Object Tracking Evaluation 2012


The object tracking benchmark consists of 21 training sequences and 29 test sequences. Despite the fact that we have labeled 8 different classes, only the classes 'Car' and 'Pedestrian' are evaluated in our benchmark, as only for those classes enough instances for a comprehensive evaluation have been labeled. The labeling process has been performed in two steps: First we hired a set of annotators, to label 3D bounding boxes as tracklets in point clouds. Since for a pedestrian tracklet, a single 3D bounding box tracklet (dimensions have been fixed) often fits badly, we additionally labeled the left/right boundaries of each object by making use of Mechanical Turk. We also collected labels of the object's occlusion state, and computed the object's truncation via backprojecting a car/pedestrian model into the image plane. We evaluate submitted results using the common metrics CLEAR MOT and MT/PT/ML. Since there is no single ranking criterion, we do not rank methods. Out development kit provides details about the data format as well as utility functions for reading and writing the label files.

The goal in the object tracking task is to estimate object tracklets for the classes 'Car' and 'Pedestrian'. We evaluate 2D 0-based bounding boxes in each image. We like to encourage people to add a confidence measure for every particular frame for this track. For evaluation we only consider detections/objects larger than 25 pixel (height) in the image and do not count Vans as false positives for cars or Sitting Persons as wrong positives for Pedestrians due to their similarity in appearance. As evaluation criterion we follow the CLEARMOT [1] and Mostly-Tracked/Partly-Tracked/Mostly-Lost [2] metrics. We do not rank methods by a single criterion, but bold numbers indicate the best method for a particular metric. To make the methods comparable, the time for object detection is not included in the specified runtime.

[1] K. Bernardin, R. Stiefelhagen: Evaluating Multiple Object Tracking Performance: The CLEAR MOT Metrics. JIVP 2008.
[2] Y. Li, C. Huang, R. Nevatia: Learning to associate: HybridBoosted multi-target tracker for crowded scene. CVPR 2009.

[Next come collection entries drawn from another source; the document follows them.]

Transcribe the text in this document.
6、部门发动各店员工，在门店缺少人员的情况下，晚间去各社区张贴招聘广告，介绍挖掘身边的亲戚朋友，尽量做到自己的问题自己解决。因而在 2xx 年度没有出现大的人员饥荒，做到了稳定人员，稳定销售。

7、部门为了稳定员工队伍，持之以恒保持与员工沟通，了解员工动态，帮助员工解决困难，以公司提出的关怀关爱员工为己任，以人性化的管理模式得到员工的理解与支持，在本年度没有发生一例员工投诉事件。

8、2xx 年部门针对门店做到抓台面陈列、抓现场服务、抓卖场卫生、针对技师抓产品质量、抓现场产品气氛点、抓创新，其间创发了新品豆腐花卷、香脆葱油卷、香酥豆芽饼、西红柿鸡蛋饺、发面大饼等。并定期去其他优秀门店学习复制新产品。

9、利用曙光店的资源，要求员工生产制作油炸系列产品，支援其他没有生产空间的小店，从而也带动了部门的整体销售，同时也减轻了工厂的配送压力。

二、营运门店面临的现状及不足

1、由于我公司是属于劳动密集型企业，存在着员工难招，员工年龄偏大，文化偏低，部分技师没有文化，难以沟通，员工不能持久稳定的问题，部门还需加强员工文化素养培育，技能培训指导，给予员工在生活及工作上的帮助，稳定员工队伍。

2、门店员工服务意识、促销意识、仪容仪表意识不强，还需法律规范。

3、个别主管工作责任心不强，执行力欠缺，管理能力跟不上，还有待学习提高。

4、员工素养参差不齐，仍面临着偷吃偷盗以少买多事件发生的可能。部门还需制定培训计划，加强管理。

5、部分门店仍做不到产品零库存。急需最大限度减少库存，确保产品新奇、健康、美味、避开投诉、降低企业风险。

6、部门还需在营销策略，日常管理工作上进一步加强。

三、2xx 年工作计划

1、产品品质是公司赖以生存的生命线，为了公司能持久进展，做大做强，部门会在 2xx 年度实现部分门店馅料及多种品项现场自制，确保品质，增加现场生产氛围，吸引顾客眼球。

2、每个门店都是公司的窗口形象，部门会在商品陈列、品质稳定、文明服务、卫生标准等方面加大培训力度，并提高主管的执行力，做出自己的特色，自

Note 1: On 01.06.2015 we have fixed several bugs in the evaluation script and also in the calculation of the CLEAR MOT metrics. We have furthermore fixed some problems in the annotations of the training and test set (almost completely occluded objects are no longer counted as false negatives). Furthermore, from now on vans are not counted as false positives for cars and sitting persons not as false positives for pedestrians. We have also improved the devkit with new illustrations and re-calculated the results for all methods. Please download the devkit and the annotations/labels with the improved ground truth for training again if you have downloaded the files prior to 20.05.2015. Please consider reporting these new number for all future submissions. The last leaderboards right before the changes can be found here!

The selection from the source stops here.